The reflection of the distant lights is visible on the screen of Peter's phone as he changes the song. His music reminds me of Elaine's. It's the same kind of light rock and a synth beat, but the lyrics are in French and virtually incomprehensible to me.

And the silence is so heavy that I could scream, and it wouldn't fill it. This isn't like waiting for Claire to call me. It isn't like being in the next town over for hockey. I keep lobbing my foot at nearby rocks, pretending it's a way to affect my surroundings, a rushing river that eventually erodes sedimentary rock and changes it. And suppressing the urge to talk like Claire would do to fill a lull. But my throat burns with a bubble trapped inside of it, and maybe it's not so bad that I'm not standing outside on my own. Maybe it's not as fucking stupid as it feels.

"We should talk," I say. I don't know why it comes out sounding like a suggestion.

Peter checks his phone again, like he's done eight times already. Three times he's pulled up his texts to check them. Twice he's scrolled between the weather and his home screen. Three times to skip a song. "Please don't say that, you'll make me worry that you're going to get me in trouble, or perhaps even worse—that you've done something heinous."

"No, it's not that." I want to say, It's not that bad, but it is. I doubt there's a word in the dictionary for it—for what Carolyn does to me. I feel like I owe him an explanation, and I started to touch on it, but I can't summon the words. There's nowhere to start. It's not a story that begins when I was born and ends right now. And now it overlaps with Elaine. I was four when Adrian packed up ship, and I didn't have the wherewithal to beg him to take me too. There was no place reserved for me in his luggage. As if Adrian McKenna could give me back the world that I lost. "The most heinous thing I've ever done is ditch school and maybe, if you count it, illegally burning some CDs with Frostwire."

The parking lot is sparse, holding a few trucks in the spots closest to the hotel door. The asphalt is cold under my hands as I drape my legs on the curb stop.

"What's it about, then... unless you want me to guess," he says.

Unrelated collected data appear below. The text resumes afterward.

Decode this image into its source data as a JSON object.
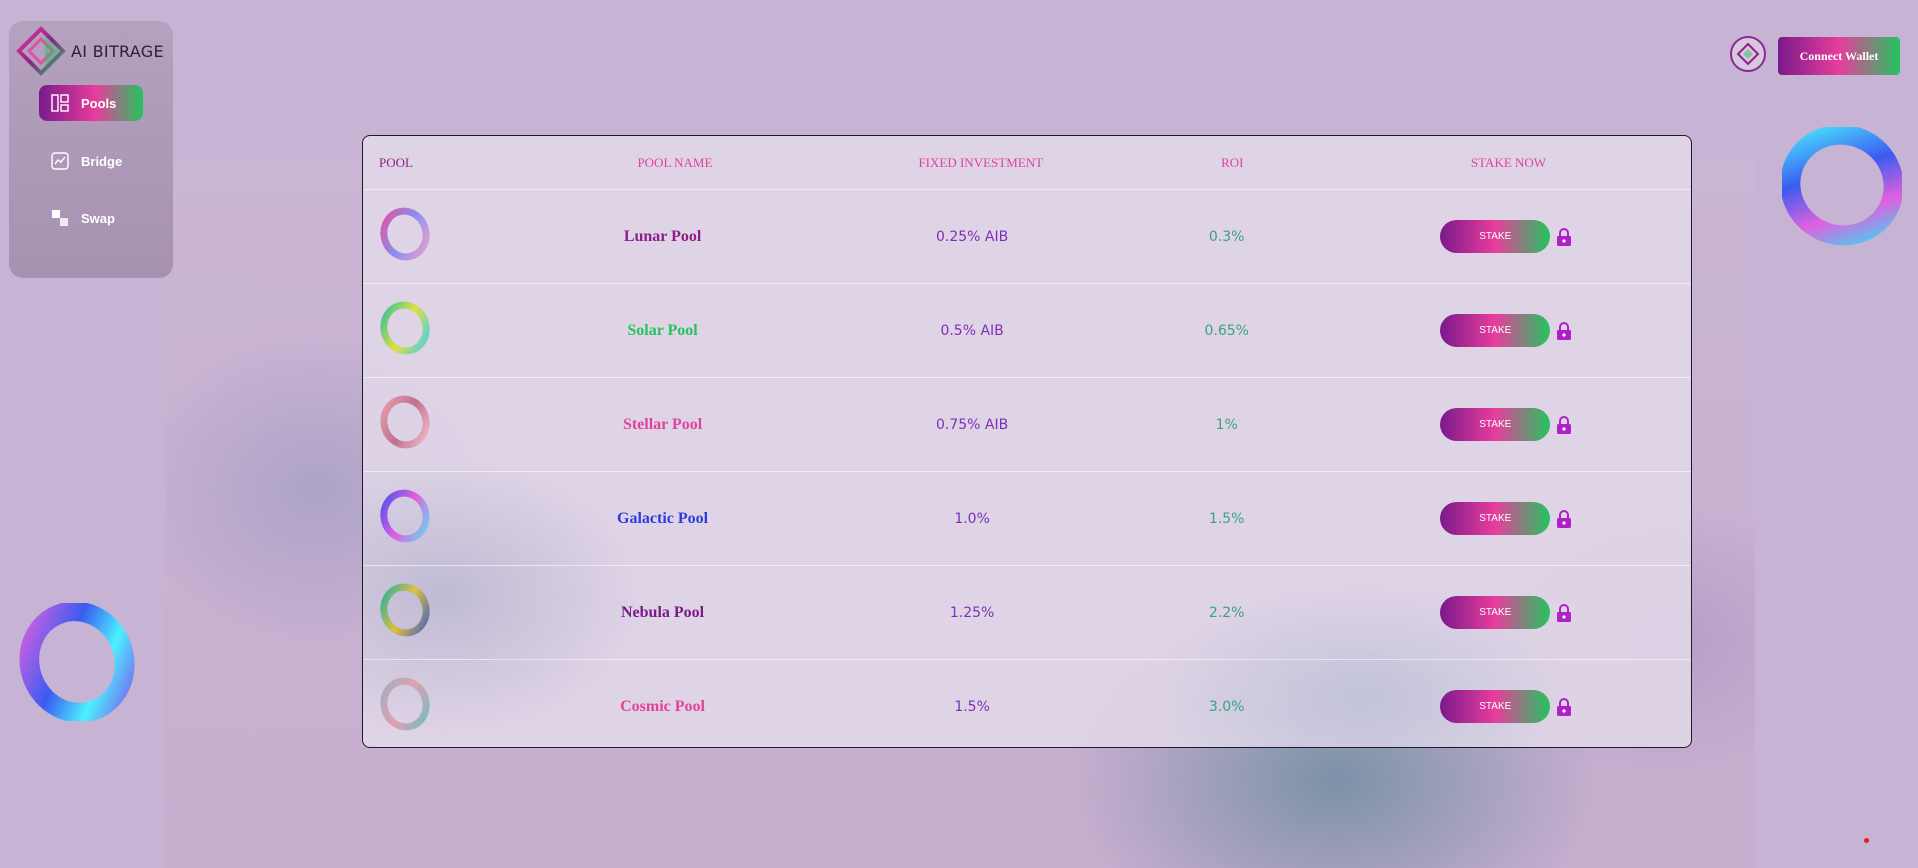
{
  "app": {
    "logo_text": "AI BITRAGE"
  },
  "sidebar": {
    "items": [
      {
        "label": "Pools",
        "icon": "layout-icon",
        "active": true
      },
      {
        "label": "Bridge",
        "icon": "chart-icon",
        "active": false
      },
      {
        "label": "Swap",
        "icon": "swap-icon",
        "active": false
      }
    ]
  },
  "header": {
    "connect_label": "Connect Wallet"
  },
  "table": {
    "columns": [
      "POOL",
      "POOL NAME",
      "FIXED INVESTMENT",
      "ROI",
      "STAKE NOW"
    ],
    "rows": [
      {
        "name": "Lunar Pool",
        "investment": "0.25% AIB",
        "roi": "0.3%",
        "stake": "STAKE",
        "name_color": "#8e1f8a",
        "ring": "pink"
      },
      {
        "name": "Solar Pool",
        "investment": "0.5% AIB",
        "roi": "0.65%",
        "stake": "STAKE",
        "name_color": "#22c55e",
        "ring": "green"
      },
      {
        "name": "Stellar Pool",
        "investment": "0.75% AIB",
        "roi": "1%",
        "stake": "STAKE",
        "name_color": "#e0439c",
        "ring": "rose"
      },
      {
        "name": "Galactic Pool",
        "investment": "1.0%",
        "roi": "1.5%",
        "stake": "STAKE",
        "name_color": "#2d3be0",
        "ring": "blue"
      },
      {
        "name": "Nebula Pool",
        "investment": "1.25%",
        "roi": "2.2%",
        "stake": "STAKE",
        "name_color": "#7a1a8c",
        "ring": "teal"
      },
      {
        "name": "Cosmic Pool",
        "investment": "1.5%",
        "roi": "3.0%",
        "stake": "STAKE",
        "name_color": "#e0439c",
        "ring": "silver"
      }
    ]
  },
  "colors": {
    "accent_purple": "#7a1a8c",
    "accent_pink": "#e83d9c",
    "accent_green": "#22c55e",
    "lock": "#b020c8"
  }
}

God, I wish it could be that easy. "I'll tell you something, and then we can move on. Okay?" The cord of his headphones rustles between us. A softer song with a keyboard in the background, but it's the sole sound I can pick out. Peter nods. "Here's a painted picture for you: I'm eleven years old. It's January—Elaine's birthday, and we're meant to go bowling. My father is supposed to come. I feel normal for exactly five seconds before my mother starts yelling at my dad for abandoning her. Not me. Her. We don't even have food yet, and definitely no bowling shoes. Elaine's wearing a white dress that glows in the black light, but I can tell she's disappointed. We're not the only family there, so creating a scene gets us kicked out.